Adam's mom takes us to the Koala Hospital where she works, and the Koalas are adorable, laying in their teeny beds with I.V. drips and watching the Maury Povich show on little TVs. She also warns us not to get to close, as we could catch "juncto," the pink eye they suffer from. Then we head to the beach again, and I swim in the ocean for the first time in probably 20 years, and it is incredible. As soon as we get out and lay on the beach, a pouring rain starts and we run to the van. Poor Petey, who hates the beach, is completely drenched in his beach clothes (Doc Martin boots, thick Levis, Ben Sherman dress shirt and suspenders). We play at Woody's Surf Bar tonight and the show is fun and the Straight Arrows are great again, and when we play someone spills beer all over the stage and Dwyer bends over slurps it up while playing and I promptly vomit all over my drum set.
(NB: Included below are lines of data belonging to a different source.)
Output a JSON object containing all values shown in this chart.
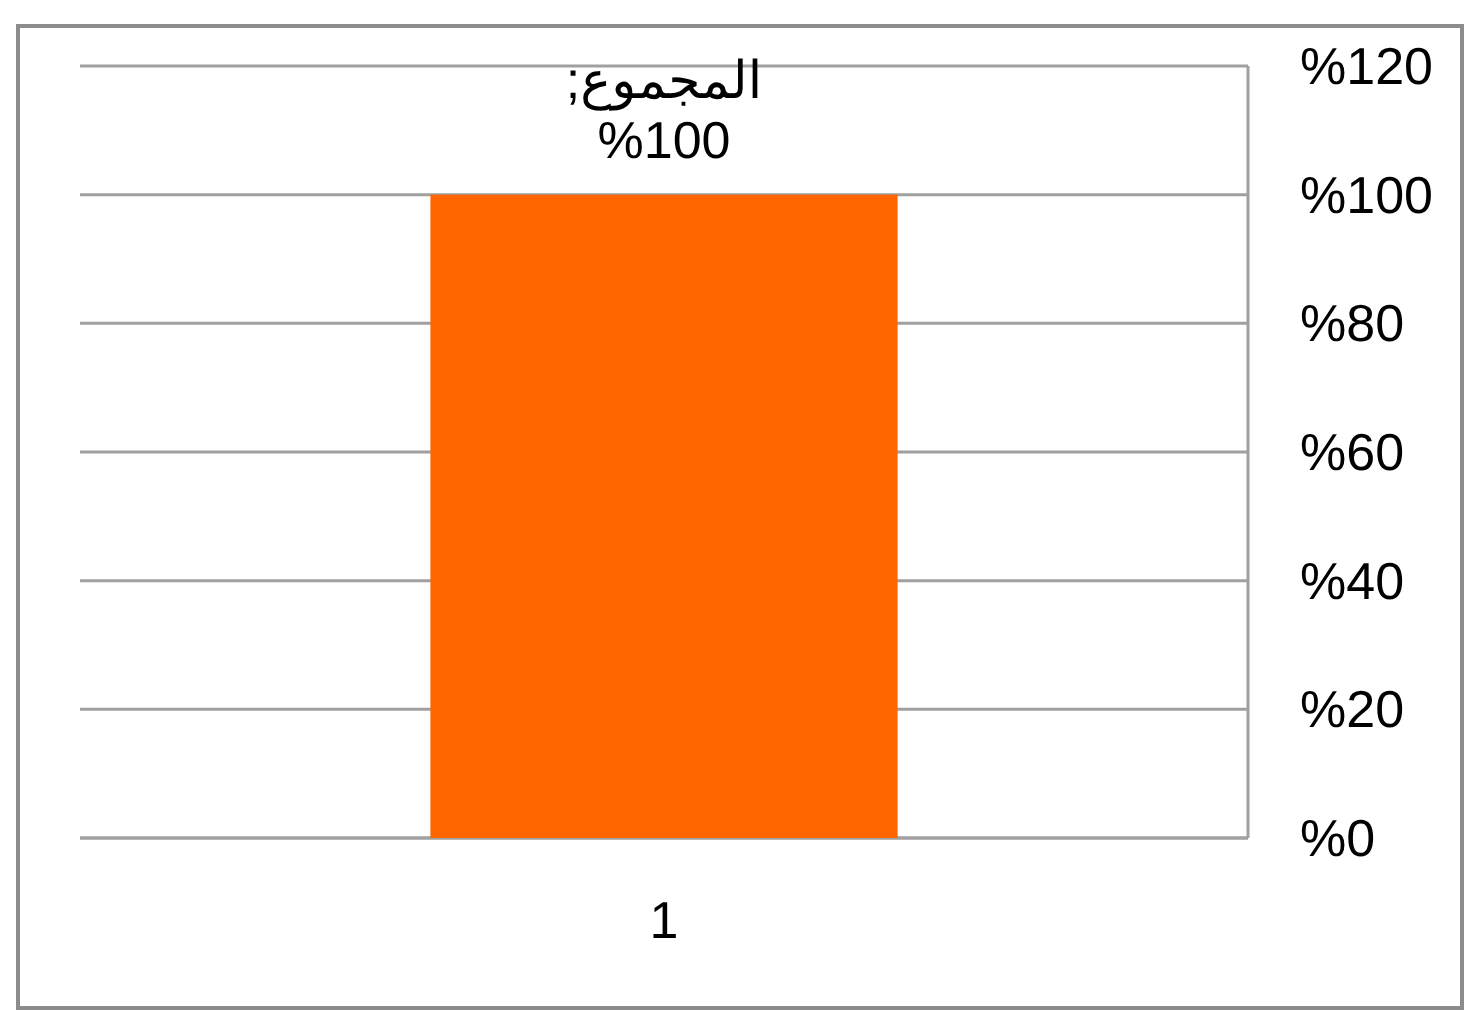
{
  "chart_data": {
    "type": "bar",
    "categories": [
      "1"
    ],
    "series": [
      {
        "color": "#ff6600",
        "values": [
          100
        ],
        "value_labels": [
          "المجموع; %100"
        ]
      }
    ],
    "ylim": [
      0,
      120
    ],
    "yticks": [
      {
        "value": 0,
        "label": "%0"
      },
      {
        "value": 20,
        "label": "%20"
      },
      {
        "value": 40,
        "label": "%40"
      },
      {
        "value": 60,
        "label": "%60"
      },
      {
        "value": 80,
        "label": "%80"
      },
      {
        "value": 100,
        "label": "%100"
      },
      {
        "value": 120,
        "label": "%120"
      }
    ],
    "grid": "y"
  }
}
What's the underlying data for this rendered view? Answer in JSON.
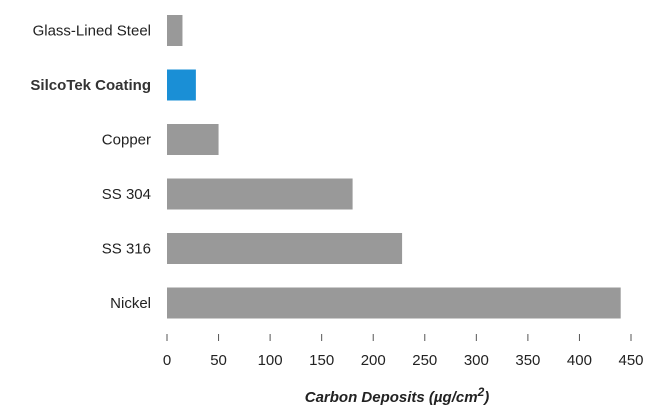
{
  "chart_data": {
    "type": "bar",
    "orientation": "horizontal",
    "categories": [
      "Glass-Lined Steel",
      "SilcoTek Coating",
      "Copper",
      "SS 304",
      "SS 316",
      "Nickel"
    ],
    "values": [
      15,
      28,
      50,
      180,
      228,
      440
    ],
    "highlight": "SilcoTek Coating",
    "xlabel_main": "Carbon Deposits (µg/cm",
    "xlabel_sup": "2",
    "xlabel_tail": ")",
    "xlim": [
      0,
      450
    ],
    "xticks": [
      0,
      50,
      100,
      150,
      200,
      250,
      300,
      350,
      400,
      450
    ],
    "grid": false,
    "colors": {
      "bar": "#999999",
      "highlight": "#1a8fd6"
    }
  }
}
NEW CASTLE We have a seven-hour drive today and are giving Owen from Straight Arrows a ride, and when he asks what I'm watching on my laptop and I tell him (SPOILER ALERT) I'm watching Miranda July's The Future, and he says "Oh yeah—the one where the cat dies!" WTF bro.
View from the Big Banana
Dwyer has a ONE TRACK MIND for Toboggans.
We stop at The Big Banana tourist stop, which has a gigantic plaster banana you can walk through, ice skating rink (?) water park, and a toboggan ride. Then we hit the beach again, and today is finally sunny and it is a blast. We get into New Castle just after all the restaurants have closed, so we have beer for dinner. The Straight Arrows are even better tonight, at least until someone spills a beer into the power supply, which shuts off all the lights. When they come back on, the bassist Angie is unrolling a spool of toilet paper from one of those gigantic man-hole sized, gas-station-bathroom rolls in an attempt to mop it up. The show's fun and my first time playing in cut off shorts (still not sure how I feel about this), and our hosts/promoters Leroy and Cat are swell. We stay with them in their cool little house. I'm laying on an air mattress that's so flat that when Petey plops down on the other end I get catapulted out the window.
Leroy and Kat's place.
SYDNEY After breakfast we go for a swim at the beach. I notice I am drifting further and further away from Dwyer and the gang, even though I'm swimming towards them. Then I notice that even though we are parallel, I can't touch the bottom, while they're standing in knee-deep water. Then I notice I am pretty far from the other 300 people swimming and hear the lifeguard PA speaker announcing something, but it just sounds like Garrison Keiler mumbling into a reverb chamber. I don't panic (because I am a MAN) and start doing the crawl as strong as I can for 10 minutes and reach the sandbar I hadn't realized you weren't supposed to swim past. Then I find out Garrison was yelling at me. Just as I walk up the beach, the rescue Jet Ski guy pulls up.
We have short drive today, and I start my new book Just Kids by Patti Smith, and it seems great. The show tonight is fun and I'm stoked to see the Yeah Yeah Yeahs' Nick Zinner, and Dangermouse have come to the show, and get to see me completely wipe out when I try to stand on the drums. My feet go "whoop whoop whoop," like I'm standing on a cartoon barrel, and I knock every single drum over and slam on my back with my feet in the air and my eyes turned into to big black Xs.